Mild winters will not cancel out heatwave deaths, the study said
The study in Occupational and Environmental Medicine said the death rate in 50 US cities rose more sharply in very hot spells than very cold ones.
People had already adapted to the cold with central heating, the study said, but remained unused to intense heat.
Many more people currently die in cold weather conditions than hot ones.
In the UK for instance, there are 20,000 cold-related deaths each year and 1,000 heat-related.

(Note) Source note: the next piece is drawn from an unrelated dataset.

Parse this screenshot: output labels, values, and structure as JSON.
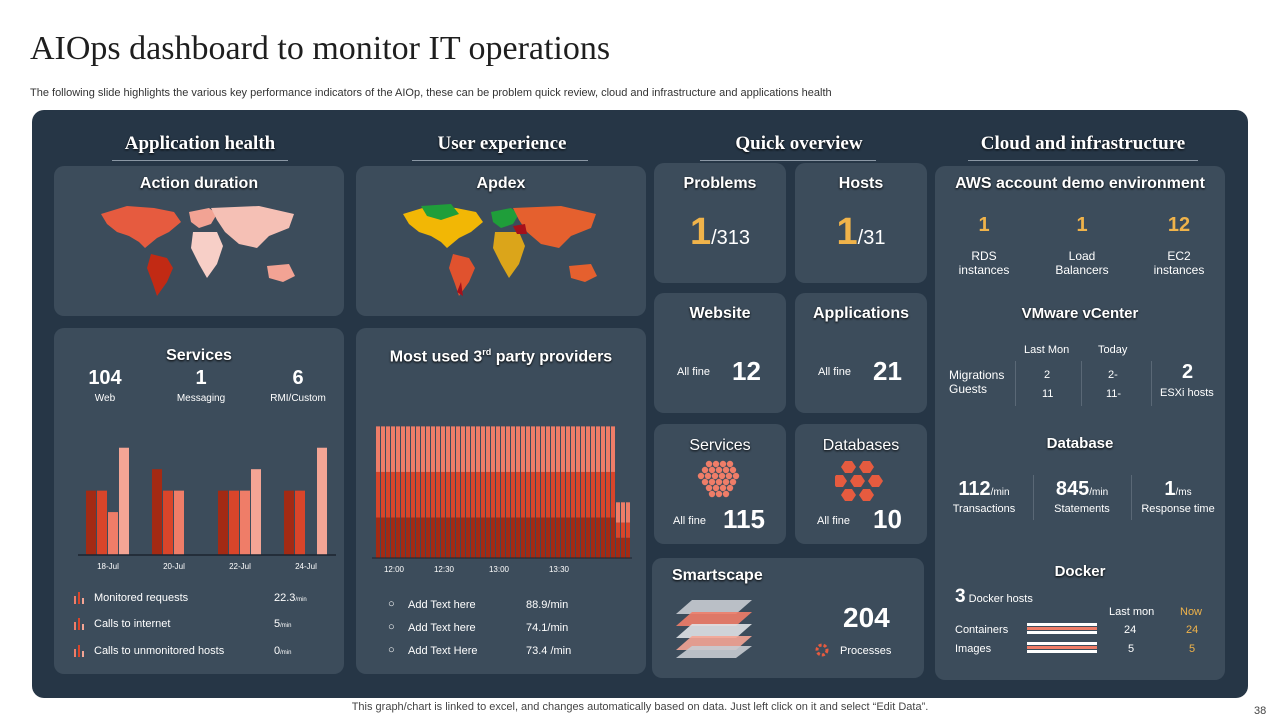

Many experts believe we will see fewer deaths as a result of the milder winters climate change may bring, and that getting warmer is far preferable to getting colder.
Researchers at the Harvard School of Public Health looked at the deaths of more than 6.5 million people in 50 US cities between 1989 and 2000.
They found that during two-day cold snaps there was a 1.59% increase in deaths because of the extreme temperatures, but during similar periods of extremely hot weather death rates rose by 5.74%.
While all 50 US cities showed similar rises in deaths when temperatures plummeted, more deaths were seen during extreme temperature hikes in cities with usually milder summers and less air conditioning.
The authors suggest that this is because the use of central heating is widespread, whereas fewer people have air conditioning in their homes.
They did say however that the problem could be reduced by greater access to air conditioning facilities.
Professor Bill Keatinge of Queen Mary's School of Medicine and Dentistry in London said the study's findings did not present any cause for alarm.
People were learning to protect themselves against both the cold and the heat. Even now, he said, "we're seeing fewer cold-related deaths without a big rise in heat-related deaths".
"In the long term we may have to make some lifestyle changes - working at different times for instance, but nothing that is not manageable."